Maltesi uccisa e fatta a pezzi, i giudici ammettono il killer ad un programma di giustizia riparativa. Il padre: «Allibito»

Davide Fontana si è detto pentito del suo gesto, ma per la famiglia e le associazioni contro la violenza sulle donne il percorso di riabilitazione potrebbe essere un modo per evitare il carcere

Il caso di Carol Maltesi ha suscitato profonda indignazione nell’opinione pubblica italiana, sia per le modalità del femminicidio, avvenuto a gennaio 2022, sia per la sentenza di primo grado che ne è seguita. Il suo assassino, l’insospettabile foodblogger Davide Fontana, uccise Carol con coltello e martello alla fine di un video hard registrato per Onlyfans e nascose il cadavere fatto a pezzi nel freezer. E’ stato però condannato in primo grado a 30 anni di carcere, invece dell’ergastolo richiesto dall’accusa, con una sentenza in cui si dice che Carol era «giovane e disinibita» e si negano futili motivi e premeditazione. Fontana, fin dalle fasi iniziali delle indagini ha chiesto scusa alla famiglia della vittima e la Corte d’Assise di Busto Arsizio ha ora deciso di ammettere Fontana a un «programma di giustizia riparativa», istituto introdotto con la riforma Cartabia.


La giustizia riparativa

Il programma non influisce sulla pena e non sostituisce la detenzione in carcere, ma ha comunque sollevato polemiche e indignazione da parte dei familiari della vittima e delle associazioni contro la violenza sulle donne. Il padre di Carol si è dichiarato «allibito» dalla notizia, mentre l’ex compagno di Carol ha affermato che non ci sarà mai alcun incontro tra loro e l’omicida. Fontana si è dichiarato pronto a lavorare su se stesso e affrontare un percorso psicologico per comprendere e riparare il danno causato alla vittima, alla sua famiglia e alla società, ma il procuratore Alberto Lafiandra si è opposto a questa decisione, ritenendo che il programma non sia utile nella fase attuale del processo. L’appello non è ancora stato fissato, e le motivazioni della sentenza di 30 anni in primo grado continuano a dividere.

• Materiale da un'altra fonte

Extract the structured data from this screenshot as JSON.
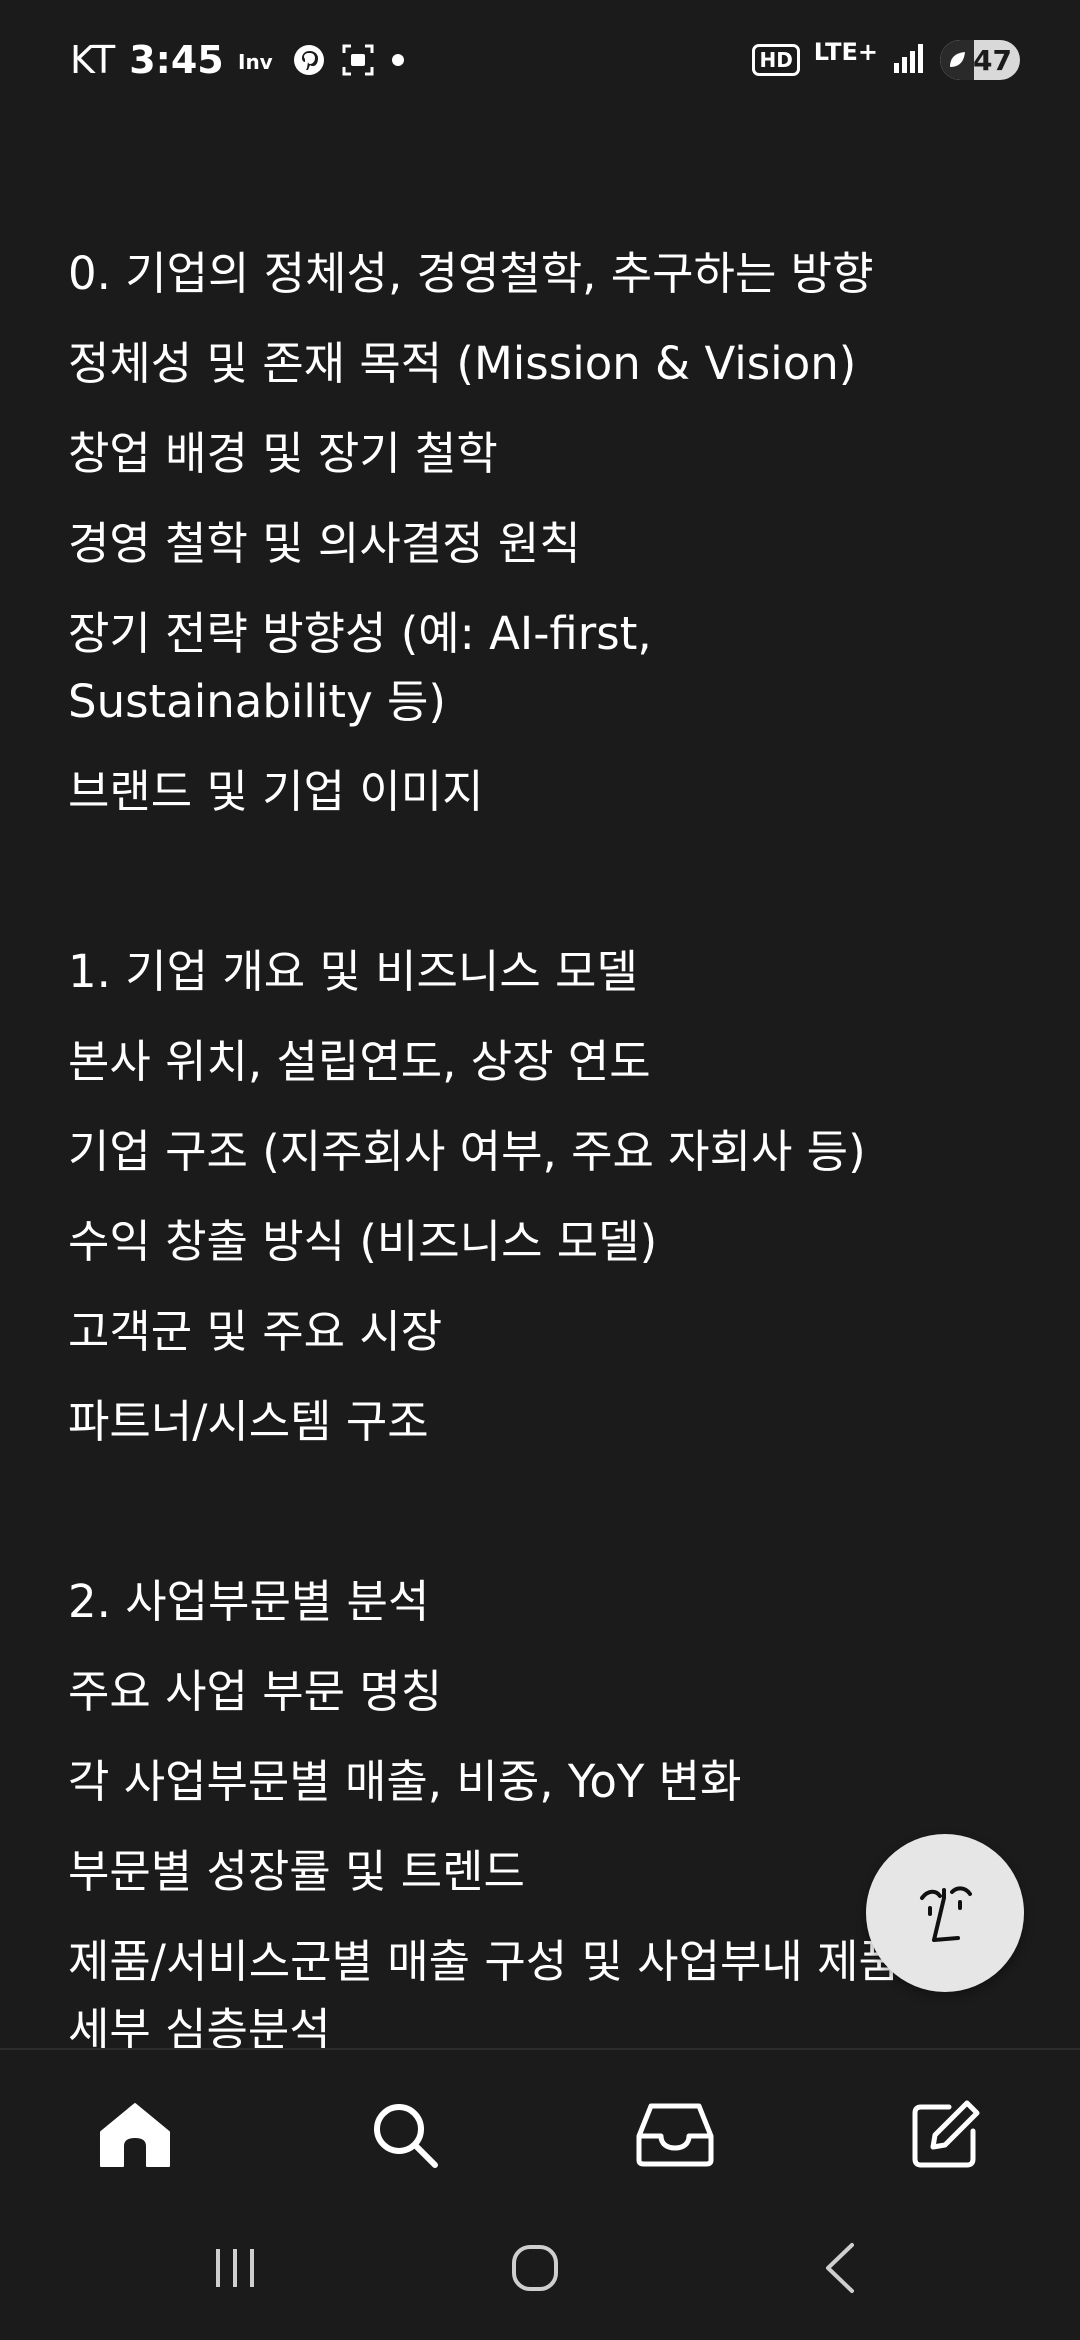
{
  "status_bar": {
    "carrier": "KT",
    "time": "3:45",
    "app_icon_label": "Inv",
    "network_hd": "HD",
    "network_lte": "LTE+",
    "battery_percent": "47"
  },
  "content": {
    "section0": [
      "0. 기업의 정체성, 경영철학, 추구하는 방향",
      "정체성 및 존재 목적 (Mission & Vision)",
      "창업 배경 및 장기 철학",
      "경영 철학 및 의사결정 원칙",
      "장기 전략 방향성 (예: AI-first, Sustainability 등)",
      "브랜드 및 기업 이미지"
    ],
    "section1": [
      "1. 기업 개요 및 비즈니스 모델",
      "본사 위치, 설립연도, 상장 연도",
      "기업 구조 (지주회사 여부, 주요 자회사 등)",
      "수익 창출 방식 (비즈니스 모델)",
      "고객군 및 주요 시장",
      "파트너/시스템 구조"
    ],
    "section2": [
      "2. 사업부문별 분석",
      "주요 사업 부문 명칭",
      "각 사업부문별 매출, 비중, YoY 변화",
      "부문별 성장률 및 트렌드",
      "제품/서비스군별 매출 구성 및 사업부내 제품 세부 심층분석"
    ]
  },
  "nav": {
    "items": [
      "home-icon",
      "search-icon",
      "inbox-icon",
      "compose-icon"
    ]
  },
  "colors": {
    "background": "#1b1b1b",
    "text": "#ffffff",
    "fab": "#e6e6e6"
  }
}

Le associazioni contro la violenza sulle donne

Ad essere preoccupate per la decisione, che farebbe di Fontana il protagonista di un esperimento pilota, sono anche le associazioni contro la violenza sulle donne le quali temono che nella sostanza la giustizia riparativa rappresenti un modo per evitare il carcere. La presidente di un’associazione a Verona ha dichiarato che è difficile immaginare come la vittima, i familiari e le associazioni possano affrontare l’autore del femminicidio in questo contesto.